En fait, le nerf de la guerre est là. À quoi bon mettre des mois à décaper une loi comme celle-là si, au bout du compte, il n’y a personne pour la porter et croire en sa force et en son utilité ?

À défaut d’être parfait et d’avoir une rigidité que j’aurais souhaité voir davantage, ce projet de loi souligne à grands traits qu’une langue, fondement même de la culture d’un peuple, est sérieusement en péril. Il est grand temps qu’on vienne à son secours.

Il est grand temps que l’on fasse comprendre à l’ensemble des Québécois qu’elle n’est pas seulement un apparat qu’on utilise pour faire plaisir aux nationalistes fatigants et chialeux.

Non loin de chez moi, il y a une école primaire.
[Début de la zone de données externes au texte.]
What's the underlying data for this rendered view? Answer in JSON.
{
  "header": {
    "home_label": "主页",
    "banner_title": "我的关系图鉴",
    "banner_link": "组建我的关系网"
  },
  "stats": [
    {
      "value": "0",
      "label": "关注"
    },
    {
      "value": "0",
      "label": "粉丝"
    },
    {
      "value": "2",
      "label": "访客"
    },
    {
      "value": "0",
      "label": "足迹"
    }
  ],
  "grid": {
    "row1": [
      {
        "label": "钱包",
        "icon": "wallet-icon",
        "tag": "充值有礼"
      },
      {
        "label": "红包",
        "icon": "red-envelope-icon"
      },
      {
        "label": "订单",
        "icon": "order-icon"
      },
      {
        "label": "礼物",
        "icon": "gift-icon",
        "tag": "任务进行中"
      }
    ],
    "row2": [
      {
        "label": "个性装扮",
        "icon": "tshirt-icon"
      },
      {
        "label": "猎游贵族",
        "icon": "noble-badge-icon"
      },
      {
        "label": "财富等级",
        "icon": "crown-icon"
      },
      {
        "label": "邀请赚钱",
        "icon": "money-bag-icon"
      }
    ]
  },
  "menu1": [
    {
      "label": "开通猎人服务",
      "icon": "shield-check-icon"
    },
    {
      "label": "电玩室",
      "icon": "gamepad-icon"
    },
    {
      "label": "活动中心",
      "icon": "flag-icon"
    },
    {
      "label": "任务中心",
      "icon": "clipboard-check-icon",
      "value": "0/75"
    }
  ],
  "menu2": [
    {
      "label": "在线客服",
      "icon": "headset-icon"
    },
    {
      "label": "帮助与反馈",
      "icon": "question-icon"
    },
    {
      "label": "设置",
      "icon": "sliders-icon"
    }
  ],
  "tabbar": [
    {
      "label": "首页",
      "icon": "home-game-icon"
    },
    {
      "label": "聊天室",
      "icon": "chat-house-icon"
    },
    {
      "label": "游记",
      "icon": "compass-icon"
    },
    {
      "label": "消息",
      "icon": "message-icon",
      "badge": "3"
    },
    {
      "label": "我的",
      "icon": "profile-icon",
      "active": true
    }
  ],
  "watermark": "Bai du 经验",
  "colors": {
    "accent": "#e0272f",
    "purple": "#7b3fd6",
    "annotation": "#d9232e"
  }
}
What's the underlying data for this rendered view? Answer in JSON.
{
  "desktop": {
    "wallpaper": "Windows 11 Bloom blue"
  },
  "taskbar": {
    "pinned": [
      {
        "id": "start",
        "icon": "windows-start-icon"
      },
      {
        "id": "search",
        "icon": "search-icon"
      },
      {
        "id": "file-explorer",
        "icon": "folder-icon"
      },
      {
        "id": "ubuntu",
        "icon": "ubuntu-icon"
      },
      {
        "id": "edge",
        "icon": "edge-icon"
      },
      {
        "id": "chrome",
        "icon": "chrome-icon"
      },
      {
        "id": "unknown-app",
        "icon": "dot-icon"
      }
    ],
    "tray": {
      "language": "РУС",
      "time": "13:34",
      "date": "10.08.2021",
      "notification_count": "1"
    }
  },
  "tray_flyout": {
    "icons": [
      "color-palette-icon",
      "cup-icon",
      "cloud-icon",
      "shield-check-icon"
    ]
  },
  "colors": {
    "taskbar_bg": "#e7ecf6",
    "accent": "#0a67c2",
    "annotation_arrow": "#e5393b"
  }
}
Les élèves sont de diverses origines. C’est beau à voir. Toute la journée, les enfants apprennent à lire et à écrire en français.

Mais quand je passe dans ce coin, vers 15 h 30, au moment où les parents viennent cueillir leur marmaille, que se passe-t-il ? Très majoritairement, parents et enfants se mettent à parler en anglais ou dans la langue d’origine qui est utilisée à la maison.

François Legault a dit souhaiter que ce projet de loi rassemble les Québécois. « On a besoin de s’unir autour de notre langue commune. » Il a aussi rappelé que notre histoire est faite de plusieurs générations qui se sont battues pour protéger « cette nation unique ».

Cela n’apparaît pas dans le projet de loi. Mais ça demeure l’essence même de ce projet.